The gaze fixed dead fish attention on the cloud banks and hinted of anger, resignation. Tufts of white fur caught the breeze. Tuesday's bright pink small intestine was coiled neatly between her paws. I'd call the name on the tag -- Henrietta? -- but pictured a lonesome old woman calling, "Tuesdaa-ay!" How could I tell her that Tuesday was gone without thinking of that stupid old song, without offering to go with her to pick the dog up to save her from the sight of that hideous intestine? It's too much for me and it'll be way too much for her.

I remember climbing a mountain at one in the morning with my brother. We had one flashlight, a case of beer, two sleeping bags and were to camp somewhere beyond a rock face. It was cold. A white cat was caught on the rocks in a creek, her leatherette collar soaked, her bell silent, her white hair tracing eddies and currents in the water.

A deer came to our camp and our tiny fire, then backed away, all fits and starts. The town twinkled. We had coffee in the morning fixed on a tiny stove and never thought about the cat again.

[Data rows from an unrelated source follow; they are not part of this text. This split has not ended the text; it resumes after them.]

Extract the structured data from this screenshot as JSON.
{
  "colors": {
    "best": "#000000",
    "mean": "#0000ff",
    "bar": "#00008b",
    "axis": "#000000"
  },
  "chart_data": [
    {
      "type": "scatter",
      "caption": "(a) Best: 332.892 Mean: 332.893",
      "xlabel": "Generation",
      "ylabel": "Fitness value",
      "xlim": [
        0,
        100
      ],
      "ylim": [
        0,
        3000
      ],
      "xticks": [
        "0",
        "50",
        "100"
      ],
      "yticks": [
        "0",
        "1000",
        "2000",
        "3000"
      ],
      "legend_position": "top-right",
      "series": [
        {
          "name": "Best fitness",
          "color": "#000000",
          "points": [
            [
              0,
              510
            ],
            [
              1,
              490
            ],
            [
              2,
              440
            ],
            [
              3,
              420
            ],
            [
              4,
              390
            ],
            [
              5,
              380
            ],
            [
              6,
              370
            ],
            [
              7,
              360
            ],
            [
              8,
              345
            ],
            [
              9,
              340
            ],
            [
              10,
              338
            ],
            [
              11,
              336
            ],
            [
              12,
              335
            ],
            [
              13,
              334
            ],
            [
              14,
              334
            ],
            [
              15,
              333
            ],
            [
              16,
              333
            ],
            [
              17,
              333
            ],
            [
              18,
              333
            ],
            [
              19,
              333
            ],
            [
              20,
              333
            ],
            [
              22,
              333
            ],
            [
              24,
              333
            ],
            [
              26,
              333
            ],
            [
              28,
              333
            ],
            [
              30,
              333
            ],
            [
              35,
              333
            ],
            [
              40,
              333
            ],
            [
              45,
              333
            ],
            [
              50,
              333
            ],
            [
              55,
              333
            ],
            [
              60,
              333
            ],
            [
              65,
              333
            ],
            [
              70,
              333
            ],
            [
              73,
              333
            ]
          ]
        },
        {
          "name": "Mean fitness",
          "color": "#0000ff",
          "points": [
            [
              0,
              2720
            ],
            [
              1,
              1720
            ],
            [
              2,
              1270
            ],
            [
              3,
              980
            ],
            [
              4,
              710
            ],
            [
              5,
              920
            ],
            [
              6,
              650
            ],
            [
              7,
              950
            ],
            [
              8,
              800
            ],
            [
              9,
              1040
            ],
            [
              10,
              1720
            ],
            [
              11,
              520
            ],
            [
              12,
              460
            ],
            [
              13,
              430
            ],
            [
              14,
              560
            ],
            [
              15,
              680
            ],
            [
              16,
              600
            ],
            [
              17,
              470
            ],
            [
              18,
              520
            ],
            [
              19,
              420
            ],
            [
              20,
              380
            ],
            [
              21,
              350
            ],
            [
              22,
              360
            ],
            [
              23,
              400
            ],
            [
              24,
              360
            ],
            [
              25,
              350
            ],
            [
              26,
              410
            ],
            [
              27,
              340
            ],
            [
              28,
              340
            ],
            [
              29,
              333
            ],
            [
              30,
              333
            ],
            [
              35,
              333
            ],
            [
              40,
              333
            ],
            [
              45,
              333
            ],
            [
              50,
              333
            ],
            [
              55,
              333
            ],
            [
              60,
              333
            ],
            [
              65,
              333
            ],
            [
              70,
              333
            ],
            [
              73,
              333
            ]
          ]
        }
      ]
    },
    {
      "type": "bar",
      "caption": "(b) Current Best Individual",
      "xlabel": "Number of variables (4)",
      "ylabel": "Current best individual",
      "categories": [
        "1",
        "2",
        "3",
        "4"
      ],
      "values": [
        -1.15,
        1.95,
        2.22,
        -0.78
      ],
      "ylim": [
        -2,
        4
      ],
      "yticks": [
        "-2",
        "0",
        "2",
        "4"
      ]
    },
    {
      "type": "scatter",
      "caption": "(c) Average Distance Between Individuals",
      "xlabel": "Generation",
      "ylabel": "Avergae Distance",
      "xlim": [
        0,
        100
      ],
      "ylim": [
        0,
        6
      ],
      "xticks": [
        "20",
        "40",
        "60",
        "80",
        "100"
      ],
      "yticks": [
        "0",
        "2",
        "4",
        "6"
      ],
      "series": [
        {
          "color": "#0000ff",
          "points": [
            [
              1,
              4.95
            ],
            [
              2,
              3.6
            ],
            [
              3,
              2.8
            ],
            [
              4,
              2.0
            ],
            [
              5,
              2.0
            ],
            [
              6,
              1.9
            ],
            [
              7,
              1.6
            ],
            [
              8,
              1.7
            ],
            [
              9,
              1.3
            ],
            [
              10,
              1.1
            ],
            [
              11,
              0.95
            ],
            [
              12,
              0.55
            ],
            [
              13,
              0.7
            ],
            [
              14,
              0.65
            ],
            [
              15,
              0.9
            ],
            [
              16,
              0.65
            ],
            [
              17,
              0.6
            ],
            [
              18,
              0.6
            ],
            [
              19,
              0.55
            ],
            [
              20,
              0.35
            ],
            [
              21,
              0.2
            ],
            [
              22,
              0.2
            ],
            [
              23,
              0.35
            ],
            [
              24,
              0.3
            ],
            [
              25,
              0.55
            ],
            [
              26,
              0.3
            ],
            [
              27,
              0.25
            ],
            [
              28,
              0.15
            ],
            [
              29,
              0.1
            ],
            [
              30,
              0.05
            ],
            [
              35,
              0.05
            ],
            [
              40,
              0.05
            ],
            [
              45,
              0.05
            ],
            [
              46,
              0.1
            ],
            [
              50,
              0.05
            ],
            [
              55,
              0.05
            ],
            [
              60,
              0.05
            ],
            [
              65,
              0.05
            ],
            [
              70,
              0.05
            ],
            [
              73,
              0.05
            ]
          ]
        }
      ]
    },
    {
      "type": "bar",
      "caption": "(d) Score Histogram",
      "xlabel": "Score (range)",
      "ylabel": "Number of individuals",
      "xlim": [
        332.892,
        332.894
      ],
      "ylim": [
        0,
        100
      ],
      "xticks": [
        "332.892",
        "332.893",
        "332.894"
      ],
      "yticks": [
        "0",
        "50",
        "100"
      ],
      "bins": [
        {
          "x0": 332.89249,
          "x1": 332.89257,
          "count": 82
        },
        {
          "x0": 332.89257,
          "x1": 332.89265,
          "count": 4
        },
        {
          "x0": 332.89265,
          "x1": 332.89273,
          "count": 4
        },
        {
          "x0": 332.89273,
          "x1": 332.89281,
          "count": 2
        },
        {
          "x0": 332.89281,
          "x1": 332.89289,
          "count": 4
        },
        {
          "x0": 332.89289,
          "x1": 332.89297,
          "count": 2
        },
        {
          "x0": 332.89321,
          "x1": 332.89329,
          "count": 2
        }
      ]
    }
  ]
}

Now this dog is waiting to have his balls cut off and I'm home with the mail. And I'm waiting for you to call.

Sincerely,
M. ___________
.................................
Gary;

The gargoyles greeted my morning walk glaring, crouching concrete distracting glances from a security camera and a golf cart peeps from behind trees dripping with last night's rain.

A mockingbird hopped to a mailbox, showed me his white blazes and dapper gray while wood thrushes sang their hollow chant.

A new vinyl fence kept a buzzing above-ground swim pool from escaping to the flattened frogs on Route 600.

The burned parsonage is now repainted and awaits a parson. A van from the city is in its yard, and fresh paint signs flip on twine.

A man with a dangling plastic bag walks the other way the shape of his morning bottle pressing white away from his knuckles.